Bundan önceki Kur'an kıssaları ile ilgili yazılarımızda , bu kıssaların muhataplarına mesaj amacı taşıyan ve kendilerinden önceki yaşantılardan ibret alarak , hayatlarına pratize etmeleri amacına dayalı olduğunu hatılatmaya çalışarak , ele aldığımız kıssanın bize dönük nasıl bir mesaj içermiş olabileceği yönünde düşüncelerimizi paylaşmaya çalışmıştık.
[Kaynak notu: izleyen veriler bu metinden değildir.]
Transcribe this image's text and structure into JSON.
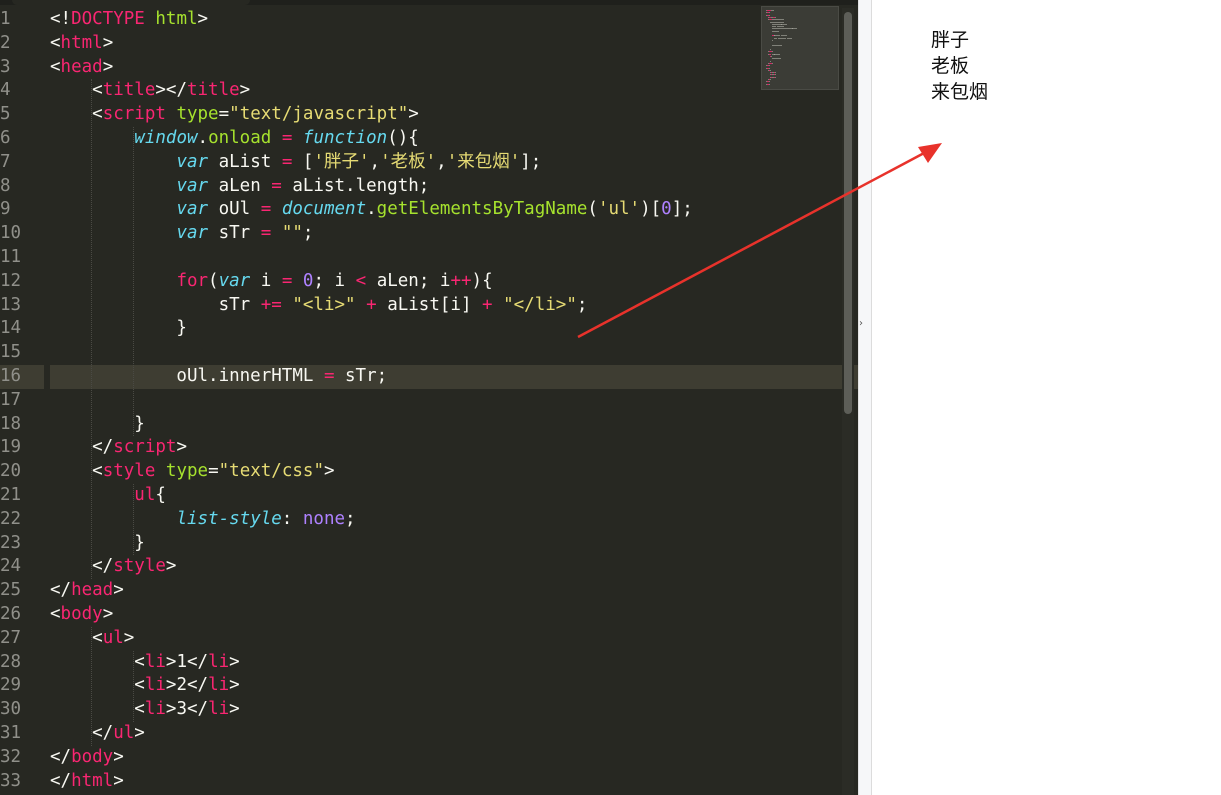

Bu yazımızda da , Bakara s. Ayetleri içinde yer alan Talut kıssasının öncelikle Medine'deki ilk muhataplar açısından nasıl okunduğu ve nasıl hayata pratize edildiği konusunu, Bedir ve Uhud savaşları örneğinde ele almaya sonrada bize dönük mesajını okumaya çalışacağız. Kur'anın ilk muhatapları olan "Örnek Nesil" dediğimiz Muhammed (a.s) ve ashabı, kendilerine inen Ayetlerin ihtiva ettiği konuların, hayata dair mesajlar olduğu bilincinden hiç bir zaman uzaklaşmayarak , Ayetlerin ihtiva ettiği mesajı hayatlarına pratize etmişler ve yaşamışlardır.
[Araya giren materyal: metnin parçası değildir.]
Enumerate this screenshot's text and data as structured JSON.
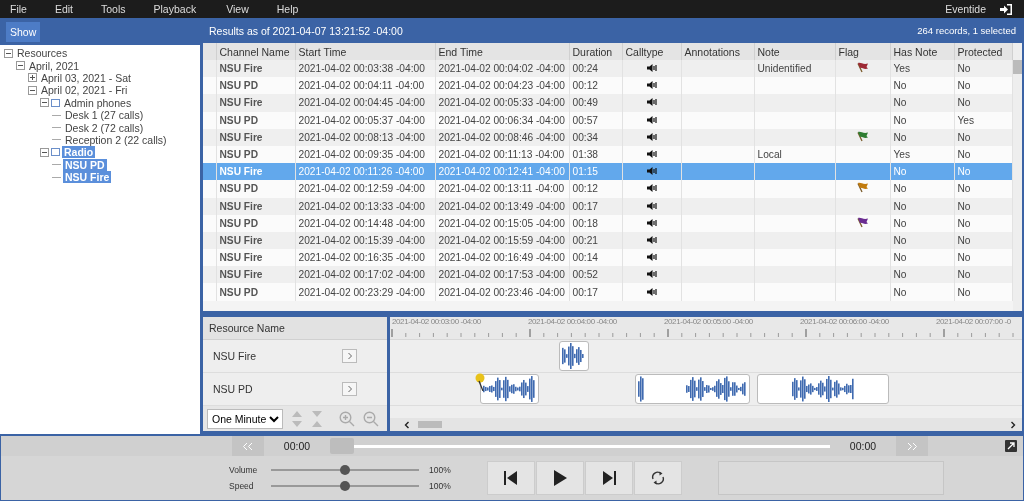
{
  "menu": [
    "File",
    "Edit",
    "Tools",
    "Playback",
    "View",
    "Help"
  ],
  "user": "Eventide",
  "left_panel": {
    "show_button": "Show",
    "tree": [
      {
        "label": "Resources",
        "expanded": true,
        "selected": false,
        "children": [
          {
            "label": "April, 2021",
            "expanded": true,
            "selected": false,
            "children": [
              {
                "label": "April 03, 2021 - Sat",
                "expanded": false,
                "selected": false
              },
              {
                "label": "April 02, 2021 - Fri",
                "expanded": true,
                "selected": false,
                "children": [
                  {
                    "label": "Admin phones",
                    "kind": "group",
                    "expanded": true,
                    "selected": false,
                    "children": [
                      {
                        "label": "Desk 1 (27 calls)",
                        "selected": false
                      },
                      {
                        "label": "Desk 2 (72 calls)",
                        "selected": false
                      },
                      {
                        "label": "Reception 2 (22 calls)",
                        "selected": false
                      }
                    ]
                  },
                  {
                    "label": "Radio",
                    "kind": "group",
                    "expanded": true,
                    "selected": true,
                    "children": [
                      {
                        "label": "NSU PD",
                        "selected": true
                      },
                      {
                        "label": "NSU Fire",
                        "selected": true
                      }
                    ]
                  }
                ]
              }
            ]
          }
        ]
      }
    ]
  },
  "results": {
    "title": "Results as of 2021-04-07 13:21:52 -04:00",
    "summary": "264 records, 1 selected"
  },
  "table": {
    "columns": [
      "Channel Name",
      "Start Time",
      "End Time",
      "Duration",
      "Calltype",
      "Annotations",
      "Note",
      "Flag",
      "Has Note",
      "Protected"
    ],
    "rows": [
      {
        "channel": "NSU Fire",
        "start": "2021-04-02 00:03:38 -04:00",
        "end": "2021-04-02 00:04:02 -04:00",
        "duration": "00:24",
        "note": "Unidentified",
        "color": "#9e2a36",
        "has_note": "Yes",
        "protected": "No",
        "selected": false
      },
      {
        "channel": "NSU PD",
        "start": "2021-04-02 00:04:11 -04:00",
        "end": "2021-04-02 00:04:23 -04:00",
        "duration": "00:12",
        "has_note": "No",
        "protected": "No",
        "selected": false
      },
      {
        "channel": "NSU Fire",
        "start": "2021-04-02 00:04:45 -04:00",
        "end": "2021-04-02 00:05:33 -04:00",
        "duration": "00:49",
        "has_note": "No",
        "protected": "No",
        "selected": false
      },
      {
        "channel": "NSU PD",
        "start": "2021-04-02 00:05:37 -04:00",
        "end": "2021-04-02 00:06:34 -04:00",
        "duration": "00:57",
        "has_note": "No",
        "protected": "Yes",
        "selected": false
      },
      {
        "channel": "NSU Fire",
        "start": "2021-04-02 00:08:13 -04:00",
        "end": "2021-04-02 00:08:46 -04:00",
        "duration": "00:34",
        "color": "#2e7d32",
        "has_note": "No",
        "protected": "No",
        "selected": false
      },
      {
        "channel": "NSU PD",
        "start": "2021-04-02 00:09:35 -04:00",
        "end": "2021-04-02 00:11:13 -04:00",
        "duration": "01:38",
        "note": "Local",
        "has_note": "Yes",
        "protected": "No",
        "selected": false
      },
      {
        "channel": "NSU Fire",
        "start": "2021-04-02 00:11:26 -04:00",
        "end": "2021-04-02 00:12:41 -04:00",
        "duration": "01:15",
        "has_note": "No",
        "protected": "No",
        "selected": true
      },
      {
        "channel": "NSU PD",
        "start": "2021-04-02 00:12:59 -04:00",
        "end": "2021-04-02 00:13:11 -04:00",
        "duration": "00:12",
        "color": "#c27c0e",
        "has_note": "No",
        "protected": "No",
        "selected": false
      },
      {
        "channel": "NSU Fire",
        "start": "2021-04-02 00:13:33 -04:00",
        "end": "2021-04-02 00:13:49 -04:00",
        "duration": "00:17",
        "has_note": "No",
        "protected": "No",
        "selected": false
      },
      {
        "channel": "NSU PD",
        "start": "2021-04-02 00:14:48 -04:00",
        "end": "2021-04-02 00:15:05 -04:00",
        "duration": "00:18",
        "color": "#6a2c91",
        "has_note": "No",
        "protected": "No",
        "selected": false
      },
      {
        "channel": "NSU Fire",
        "start": "2021-04-02 00:15:39 -04:00",
        "end": "2021-04-02 00:15:59 -04:00",
        "duration": "00:21",
        "has_note": "No",
        "protected": "No",
        "selected": false
      },
      {
        "channel": "NSU Fire",
        "start": "2021-04-02 00:16:35 -04:00",
        "end": "2021-04-02 00:16:49 -04:00",
        "duration": "00:14",
        "has_note": "No",
        "protected": "No",
        "selected": false
      },
      {
        "channel": "NSU Fire",
        "start": "2021-04-02 00:17:02 -04:00",
        "end": "2021-04-02 00:17:53 -04:00",
        "duration": "00:52",
        "has_note": "No",
        "protected": "No",
        "selected": false
      },
      {
        "channel": "NSU PD",
        "start": "2021-04-02 00:23:29 -04:00",
        "end": "2021-04-02 00:23:46 -04:00",
        "duration": "00:17",
        "has_note": "No",
        "protected": "No",
        "selected": false
      }
    ]
  },
  "timeline": {
    "header": "Resource Name",
    "resources": [
      "NSU Fire",
      "NSU PD"
    ],
    "zoom": "One Minute",
    "ticks": [
      "2021-04-02 00:03:00 -04:00",
      "2021-04-02 00:04:00 -04:00",
      "2021-04-02 00:05:00 -04:00",
      "2021-04-02 00:06:00 -04:00",
      "2021-04-02 00:07:00 -0"
    ]
  },
  "player": {
    "position": "00:00",
    "length": "00:00",
    "progress": {
      "level": 0
    },
    "volume": {
      "label": "Volume",
      "level": 0.5,
      "reading": "100%"
    },
    "speed": {
      "label": "Speed",
      "level": 0.5,
      "reading": "100%"
    }
  }
}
[002.243] Binlerce kişinin memleketlerinden ölüm korkusuyla çıktıklarını
görmedin mi? Allah onlara «Ölün» dedi. Sonra onları diriltti. Allah insanlara
bol nimet verir, fakat insanların çoğu şükretmezler.
Talut kıssasının başlangıcı olarak okuyabileceğimiz bu Ayet ,Medine de indiği zaman ilk muhataplar olan Ashap tarafından "Bize dönük nasıl bir mesaj veriyor?" sorusu sorularak cevabı aranmaya çalışılmıştır. Bu Ayeti anlamak için Medine Müslümanlarının durumunu kısaca hatırlamak gerekmektedir.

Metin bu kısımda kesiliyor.